Pero a Gloria le cuesta creerlo. A ella no le importa si meten a los militares responsables a la cárcel. Lo que exige es la reparación del daño, principalmente económica, porque el dolor, “no se te quita nunca”. “El dinero es necesario, al menos los primeros meses, para que tengas tiempo de descansar, sanarte física y psicológicamente. Te hace falta para concentrarte en tu curación. Y para permitirte volver a empezar donde estés o si necesitas salir de tu ciudad por el miedo. Pero debe ser una compensación digna, nada de un salario mínimo”. La nueva ley estipula esta indemnización e incluso una petición pública de disculpas por parte del Estado para casos como el de la familia de Gloria. Pero mientras no se aplique, como Gloria, miles de personas deben luchar día a día por retomar sus vidas, rotas por la metralla. Ella, tres años después, sigue sin ningún tipo de respuesta judicial por sus heridas, ni por el asesinato de su hijo y su esposo.
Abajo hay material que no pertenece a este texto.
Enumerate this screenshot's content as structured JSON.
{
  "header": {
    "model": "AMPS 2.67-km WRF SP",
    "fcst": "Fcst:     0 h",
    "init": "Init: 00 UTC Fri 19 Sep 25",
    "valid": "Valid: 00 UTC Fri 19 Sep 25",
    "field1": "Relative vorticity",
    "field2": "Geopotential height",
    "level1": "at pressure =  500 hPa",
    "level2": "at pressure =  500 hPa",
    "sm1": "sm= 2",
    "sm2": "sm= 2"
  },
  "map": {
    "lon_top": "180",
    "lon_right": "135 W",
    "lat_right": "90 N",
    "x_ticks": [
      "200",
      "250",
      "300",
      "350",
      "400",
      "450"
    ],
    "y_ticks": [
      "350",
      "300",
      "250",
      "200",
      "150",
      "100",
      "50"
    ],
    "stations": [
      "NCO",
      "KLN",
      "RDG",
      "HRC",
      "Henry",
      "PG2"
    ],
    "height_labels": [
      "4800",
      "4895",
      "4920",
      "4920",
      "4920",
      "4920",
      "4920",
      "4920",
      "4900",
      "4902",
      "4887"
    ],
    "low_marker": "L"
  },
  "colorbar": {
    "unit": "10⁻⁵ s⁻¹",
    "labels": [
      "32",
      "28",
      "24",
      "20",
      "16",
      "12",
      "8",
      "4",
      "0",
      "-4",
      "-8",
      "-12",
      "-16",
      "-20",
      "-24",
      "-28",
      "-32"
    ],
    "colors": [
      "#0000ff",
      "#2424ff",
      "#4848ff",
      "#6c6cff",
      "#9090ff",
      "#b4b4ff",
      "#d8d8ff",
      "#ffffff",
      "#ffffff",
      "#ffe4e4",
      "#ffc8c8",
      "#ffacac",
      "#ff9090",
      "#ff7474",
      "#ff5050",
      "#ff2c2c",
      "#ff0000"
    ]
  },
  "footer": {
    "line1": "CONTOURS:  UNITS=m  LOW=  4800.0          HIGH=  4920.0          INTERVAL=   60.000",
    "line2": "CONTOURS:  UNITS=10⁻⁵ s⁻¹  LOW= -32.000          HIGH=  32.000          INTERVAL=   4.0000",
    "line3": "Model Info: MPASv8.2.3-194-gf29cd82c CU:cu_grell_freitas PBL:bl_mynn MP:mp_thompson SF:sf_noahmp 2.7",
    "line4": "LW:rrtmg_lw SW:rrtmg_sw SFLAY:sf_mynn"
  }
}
Los periodistas, otras víctimas particulares
La información es una de las primeras bajas en cualquier conflicto, y con ella, los periodistas que se resisten a callarse. Desde el 2000 se cuentan en México más de un centenar de periodistas asesinados por hacer su trabajo. Siete en los últimos dos meses. Aunque nadie los cuenta, también se han multiplicado las lesiones a reporteros gráficos en los últimos años. A su vulnerabilidad se suma la precariedad y desregulación laboral que padece el periodismo actual. Ni siquiera el Mecanismo de Seguridad para periodistas y defensores, ni los protocolos que manejan las organizaciones de reporteros, contemplan quién debe asumir la responsabilidad en caso de sufrir lesiones. En el caso de Carlos Sánchez, solo él y su familia.
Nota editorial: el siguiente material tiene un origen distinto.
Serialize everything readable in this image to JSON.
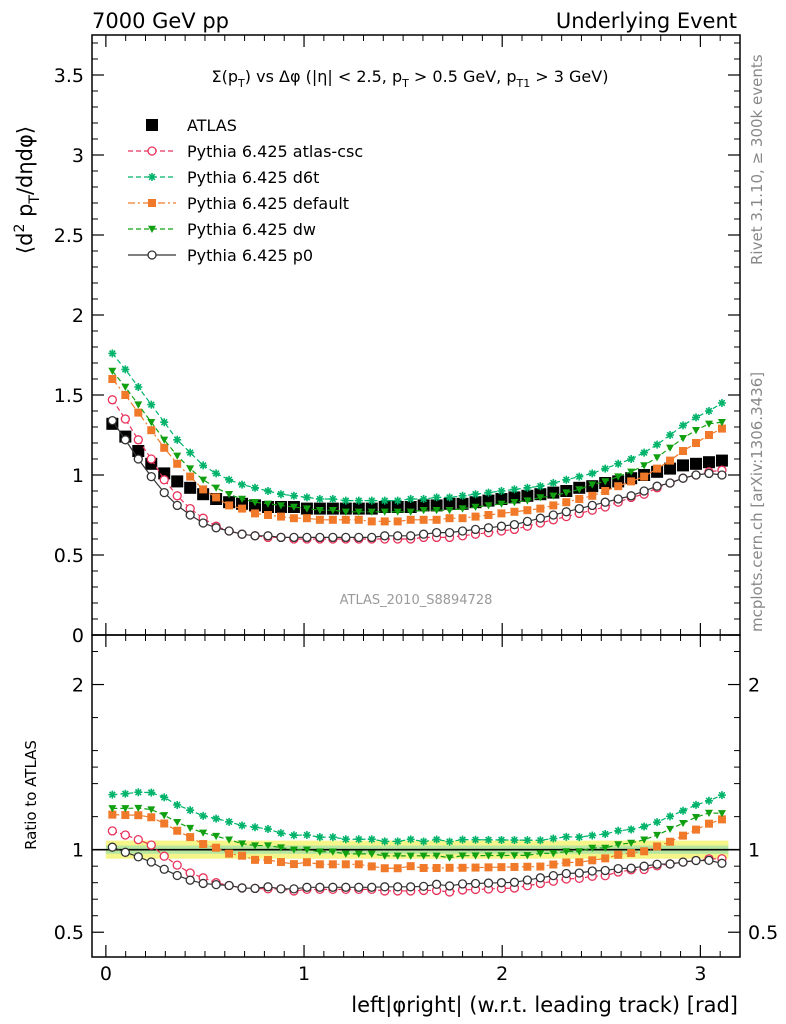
{
  "header": {
    "left": "7000 GeV pp",
    "right": "Underlying Event"
  },
  "side_labels": {
    "rivet": "Rivet 3.1.10, ≥ 300k events",
    "mcplots": "mcplots.cern.ch [arXiv:1306.3436]"
  },
  "analysis_tag": "ATLAS_2010_S8894728",
  "chart_data": [
    {
      "type": "scatter",
      "title": "Σ(p_T) vs Δφ (|η| < 2.5, p_T > 0.5 GeV, p_T1 > 3 GeV)",
      "ylabel": "⟨d² p_T/dηdφ⟩",
      "xlabel": "left|φright| (w.r.t. leading track) [rad]",
      "xlim": [
        -0.07,
        3.2
      ],
      "ylim": [
        0,
        3.75
      ],
      "yticks": [
        0,
        0.5,
        1,
        1.5,
        2,
        2.5,
        3,
        3.5
      ],
      "xticks": [
        0,
        1,
        2,
        3
      ],
      "legend_position": "top-left",
      "x": [
        0.0327,
        0.0982,
        0.1636,
        0.2291,
        0.2945,
        0.36,
        0.4254,
        0.4909,
        0.5563,
        0.6218,
        0.6872,
        0.7527,
        0.8181,
        0.8836,
        0.949,
        1.0145,
        1.0799,
        1.1454,
        1.2108,
        1.2763,
        1.3417,
        1.4072,
        1.4726,
        1.5381,
        1.6035,
        1.669,
        1.7344,
        1.7999,
        1.8653,
        1.9308,
        1.9962,
        2.0617,
        2.1271,
        2.1926,
        2.258,
        2.3235,
        2.3889,
        2.4544,
        2.5198,
        2.5853,
        2.6507,
        2.7162,
        2.7816,
        2.8471,
        2.9125,
        2.978,
        3.0434,
        3.1089
      ],
      "series": [
        {
          "name": "ATLAS",
          "color": "#000000",
          "marker": "square",
          "style": "none",
          "values": [
            1.32,
            1.24,
            1.15,
            1.07,
            1.01,
            0.96,
            0.92,
            0.88,
            0.85,
            0.83,
            0.82,
            0.81,
            0.8,
            0.8,
            0.8,
            0.79,
            0.79,
            0.79,
            0.79,
            0.79,
            0.79,
            0.8,
            0.8,
            0.8,
            0.81,
            0.81,
            0.82,
            0.82,
            0.83,
            0.84,
            0.85,
            0.86,
            0.87,
            0.88,
            0.89,
            0.9,
            0.92,
            0.93,
            0.95,
            0.96,
            0.98,
            1.0,
            1.02,
            1.04,
            1.06,
            1.07,
            1.08,
            1.09
          ]
        },
        {
          "name": "Pythia 6.425 atlas-csc",
          "color": "#e8325a",
          "marker": "circle-open",
          "style": "dashed",
          "values": [
            1.47,
            1.35,
            1.22,
            1.1,
            0.97,
            0.87,
            0.79,
            0.73,
            0.68,
            0.65,
            0.63,
            0.62,
            0.61,
            0.61,
            0.6,
            0.6,
            0.6,
            0.6,
            0.6,
            0.6,
            0.6,
            0.6,
            0.6,
            0.6,
            0.61,
            0.61,
            0.61,
            0.62,
            0.63,
            0.64,
            0.65,
            0.66,
            0.68,
            0.7,
            0.72,
            0.74,
            0.76,
            0.78,
            0.8,
            0.83,
            0.86,
            0.88,
            0.92,
            0.95,
            0.98,
            1.0,
            1.02,
            1.03
          ]
        },
        {
          "name": "Pythia 6.425 d6t",
          "color": "#00b36b",
          "marker": "asterisk",
          "style": "dashed",
          "values": [
            1.76,
            1.66,
            1.55,
            1.44,
            1.33,
            1.22,
            1.14,
            1.06,
            1.01,
            0.97,
            0.94,
            0.92,
            0.9,
            0.88,
            0.87,
            0.86,
            0.85,
            0.85,
            0.84,
            0.84,
            0.84,
            0.84,
            0.84,
            0.85,
            0.85,
            0.86,
            0.86,
            0.87,
            0.88,
            0.89,
            0.9,
            0.91,
            0.92,
            0.93,
            0.95,
            0.97,
            0.99,
            1.01,
            1.04,
            1.07,
            1.1,
            1.14,
            1.19,
            1.25,
            1.31,
            1.36,
            1.4,
            1.45
          ]
        },
        {
          "name": "Pythia 6.425 default",
          "color": "#f07a2a",
          "marker": "square",
          "style": "dashdot",
          "values": [
            1.6,
            1.5,
            1.39,
            1.28,
            1.17,
            1.07,
            0.99,
            0.91,
            0.86,
            0.81,
            0.79,
            0.76,
            0.75,
            0.74,
            0.73,
            0.73,
            0.72,
            0.72,
            0.72,
            0.72,
            0.71,
            0.71,
            0.71,
            0.72,
            0.72,
            0.72,
            0.73,
            0.73,
            0.74,
            0.75,
            0.76,
            0.77,
            0.78,
            0.79,
            0.81,
            0.83,
            0.85,
            0.87,
            0.9,
            0.93,
            0.96,
            0.99,
            1.04,
            1.09,
            1.15,
            1.2,
            1.25,
            1.29
          ]
        },
        {
          "name": "Pythia 6.425 dw",
          "color": "#11a011",
          "marker": "triangle-down",
          "style": "dashed",
          "values": [
            1.65,
            1.55,
            1.44,
            1.33,
            1.22,
            1.12,
            1.04,
            0.97,
            0.92,
            0.88,
            0.85,
            0.83,
            0.82,
            0.81,
            0.8,
            0.79,
            0.78,
            0.78,
            0.77,
            0.77,
            0.77,
            0.77,
            0.77,
            0.77,
            0.78,
            0.78,
            0.78,
            0.79,
            0.8,
            0.81,
            0.82,
            0.83,
            0.84,
            0.86,
            0.87,
            0.89,
            0.91,
            0.94,
            0.96,
            0.99,
            1.02,
            1.06,
            1.11,
            1.17,
            1.23,
            1.28,
            1.32,
            1.33
          ]
        },
        {
          "name": "Pythia 6.425 p0",
          "color": "#333333",
          "marker": "circle-open",
          "style": "solid",
          "values": [
            1.34,
            1.22,
            1.1,
            0.99,
            0.89,
            0.81,
            0.75,
            0.7,
            0.67,
            0.65,
            0.63,
            0.62,
            0.62,
            0.61,
            0.61,
            0.61,
            0.61,
            0.61,
            0.61,
            0.61,
            0.61,
            0.62,
            0.62,
            0.62,
            0.63,
            0.64,
            0.64,
            0.65,
            0.66,
            0.67,
            0.68,
            0.69,
            0.71,
            0.73,
            0.75,
            0.77,
            0.79,
            0.81,
            0.83,
            0.85,
            0.87,
            0.9,
            0.93,
            0.95,
            0.98,
            1.0,
            1.01,
            1.0
          ]
        }
      ]
    },
    {
      "type": "scatter",
      "ylabel": "Ratio to ATLAS",
      "ylim": [
        0.35,
        2.3
      ],
      "yticks": [
        0.5,
        1,
        2
      ],
      "band_inner": [
        0.975,
        1.025
      ],
      "band_outer": [
        0.945,
        1.055
      ],
      "reference": 1
    }
  ]
}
Era su primer trabajo de fotoperiodista cuando fue víctima de un atentado. Llevaba tres semanas en El Diario, el principal rotativo de Ciudad Juárez, como fotógrafo en prácticas. El 16 de septiembre del 2010 le enviaron, junto a su compañero Luis Carlos Santiago a hacer fotos a un centro comercial. Estaban parados en el estacionamiento cuando otro vehículo les empezó a disparar. Al menos 12 plomazos. A Santiago, que iba al volante, le tocaron la mayoría de las balas. A Sánchez, tres. Una le rozó en la cabeza, otra en el brazo y otra en el abdomen. Ésta última le perforó el pulmón. “Sentía mi cabeza caliente, la humedad en todo mi cuerpo, hasta que empecé a ver borroso y me dolía la cabeza, pensé que iba a morir allí mismo”, alcanza a contar ahora.
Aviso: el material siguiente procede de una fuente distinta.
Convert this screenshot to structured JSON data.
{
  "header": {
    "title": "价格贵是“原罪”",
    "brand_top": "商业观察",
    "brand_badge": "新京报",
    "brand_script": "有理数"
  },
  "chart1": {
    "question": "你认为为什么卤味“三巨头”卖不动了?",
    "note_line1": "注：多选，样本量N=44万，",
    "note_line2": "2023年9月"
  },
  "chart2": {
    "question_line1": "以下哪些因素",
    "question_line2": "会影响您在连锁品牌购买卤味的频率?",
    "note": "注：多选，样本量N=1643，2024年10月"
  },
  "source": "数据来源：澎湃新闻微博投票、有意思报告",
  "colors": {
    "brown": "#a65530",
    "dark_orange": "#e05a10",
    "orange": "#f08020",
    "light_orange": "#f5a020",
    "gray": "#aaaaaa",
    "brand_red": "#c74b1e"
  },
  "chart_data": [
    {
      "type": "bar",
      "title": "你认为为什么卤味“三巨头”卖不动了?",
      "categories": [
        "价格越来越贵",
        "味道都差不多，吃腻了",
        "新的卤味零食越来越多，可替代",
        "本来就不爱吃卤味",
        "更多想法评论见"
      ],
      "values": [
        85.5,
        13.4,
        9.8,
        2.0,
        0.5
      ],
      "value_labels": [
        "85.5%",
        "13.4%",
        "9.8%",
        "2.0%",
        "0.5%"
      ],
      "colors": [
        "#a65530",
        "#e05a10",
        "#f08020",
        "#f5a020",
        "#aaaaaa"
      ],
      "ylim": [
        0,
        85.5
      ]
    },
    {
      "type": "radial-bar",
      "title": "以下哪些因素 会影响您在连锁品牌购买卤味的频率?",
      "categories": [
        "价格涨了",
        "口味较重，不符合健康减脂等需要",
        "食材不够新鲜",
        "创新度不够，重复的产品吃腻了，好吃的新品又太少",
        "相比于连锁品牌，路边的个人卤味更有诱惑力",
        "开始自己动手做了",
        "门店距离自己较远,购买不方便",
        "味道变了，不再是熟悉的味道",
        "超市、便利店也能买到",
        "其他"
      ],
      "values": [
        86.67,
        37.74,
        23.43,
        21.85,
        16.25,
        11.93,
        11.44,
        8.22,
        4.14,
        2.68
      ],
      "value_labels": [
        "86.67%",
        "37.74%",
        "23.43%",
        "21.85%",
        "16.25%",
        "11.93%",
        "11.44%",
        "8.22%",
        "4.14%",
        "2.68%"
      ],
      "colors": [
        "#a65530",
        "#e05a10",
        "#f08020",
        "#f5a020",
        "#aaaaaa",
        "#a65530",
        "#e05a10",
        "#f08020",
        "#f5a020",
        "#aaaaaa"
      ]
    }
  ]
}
Su compañero sí murió, y en sus narices. Su recuerdo aún le araña la piel. A los cinco días salió caminando del Hospital pero le entró el pánico. Santiago era el segundo reportero de El Diario asesinado en un año. Él hubiese podido ser el tercero. Quería huir, irse a El Paso. Pero no tiene visa, ni siquiera tiene contrato. De hecho, su padre tramitó el Seguro Popular -una cobertura sanitaria básica para la gente que no cotiza- para que lo pudieran atender, porque su acuerdo formativo con el periódico no incluía ninguna cobertura médica ni laboral.Sin embargo, Sánchez regresó al periódico, donde se reincorporó cinco meses después cuando los impactos de bala ya solo eran marcas. Pero aún así, siguió como becario. Ni siquiera el atentado le valió un contrato. Ahora es lo que pide. También propone que en casos como el suyo, de periodistas de la frontera sobrevivientes a un intento de asesinato, se les permita una visa de entrada a los EEUU, “por si la cosa de pone fea”.